MD/PhD students Andrew Anzalone and Sakellarios Zairis combined approaches based in chemical biology, synthetic biology, and computational biology to develop a new method for protein engineering.
The ribosome is a reliable machine in the cell, precisely translating the nucleotide code carried by messenger RNAs (mRNAs) into the polypeptide chains that form proteins. But although the ribosome typically reads this code with uncanny accuracy, translation has some unusual quirks. One is a phenomenon called -1 programmed ribosomal frameshifting (-1 PRF), in which the ribosome begins reading an mRNA one nucleotide before it should. This hiccup bumps translation “out of frame,” creating a different sequence of three-nucleotide-long codons. In essence, -1 PRF thus gives a single gene the unexpected ability to code for two completely different proteins.

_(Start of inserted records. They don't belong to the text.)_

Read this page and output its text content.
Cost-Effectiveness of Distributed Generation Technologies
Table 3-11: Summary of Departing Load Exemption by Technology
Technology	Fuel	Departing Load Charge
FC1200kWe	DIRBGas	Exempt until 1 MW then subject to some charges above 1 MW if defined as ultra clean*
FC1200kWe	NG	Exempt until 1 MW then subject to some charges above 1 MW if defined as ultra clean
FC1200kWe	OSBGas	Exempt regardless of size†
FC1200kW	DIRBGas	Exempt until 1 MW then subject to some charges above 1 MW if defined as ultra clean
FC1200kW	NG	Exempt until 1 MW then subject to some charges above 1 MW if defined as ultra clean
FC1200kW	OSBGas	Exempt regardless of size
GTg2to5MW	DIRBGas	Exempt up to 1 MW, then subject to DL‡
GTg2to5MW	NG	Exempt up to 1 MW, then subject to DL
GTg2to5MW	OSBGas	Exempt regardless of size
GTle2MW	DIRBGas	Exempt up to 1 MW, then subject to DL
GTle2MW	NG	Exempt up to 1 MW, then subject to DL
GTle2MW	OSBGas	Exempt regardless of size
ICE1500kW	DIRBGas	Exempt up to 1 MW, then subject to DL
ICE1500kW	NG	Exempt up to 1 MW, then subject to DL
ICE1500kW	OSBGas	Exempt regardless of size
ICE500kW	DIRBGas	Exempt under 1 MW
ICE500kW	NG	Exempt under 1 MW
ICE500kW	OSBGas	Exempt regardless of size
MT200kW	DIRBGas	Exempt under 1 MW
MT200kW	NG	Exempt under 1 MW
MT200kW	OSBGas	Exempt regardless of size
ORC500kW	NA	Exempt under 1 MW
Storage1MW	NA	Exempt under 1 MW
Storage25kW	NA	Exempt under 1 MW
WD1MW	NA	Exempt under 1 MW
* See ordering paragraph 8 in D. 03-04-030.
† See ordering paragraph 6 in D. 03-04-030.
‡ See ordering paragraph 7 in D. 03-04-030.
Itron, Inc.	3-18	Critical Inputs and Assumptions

Recently Andrew Anzalone, an MD/PhD student in the laboratory of Virginia Cornish, set out to explore whether he could take advantage of -1 PRF to engineer cells capable of producing alternate proteins. Together with Sakellarios Zairis, another MD/PhD student in the Columbia University Department of Systems Biology, the two developed a pipeline for identifying RNA motifs capable of producing this effect, as well as a method for rationally designing -1 PRF “switches.” These switches, made up of carefully tuned strands of RNA bound to ligand-sensing aptamers, can react to the presence of a specific small molecule and reliably modulate the ratio in the production of two distinct proteins from a single mRNA. The technology, they anticipate, could offer a variety of exciting new applications for synthetic biology. A paper describing their approach and findings has been published in Nature Methods.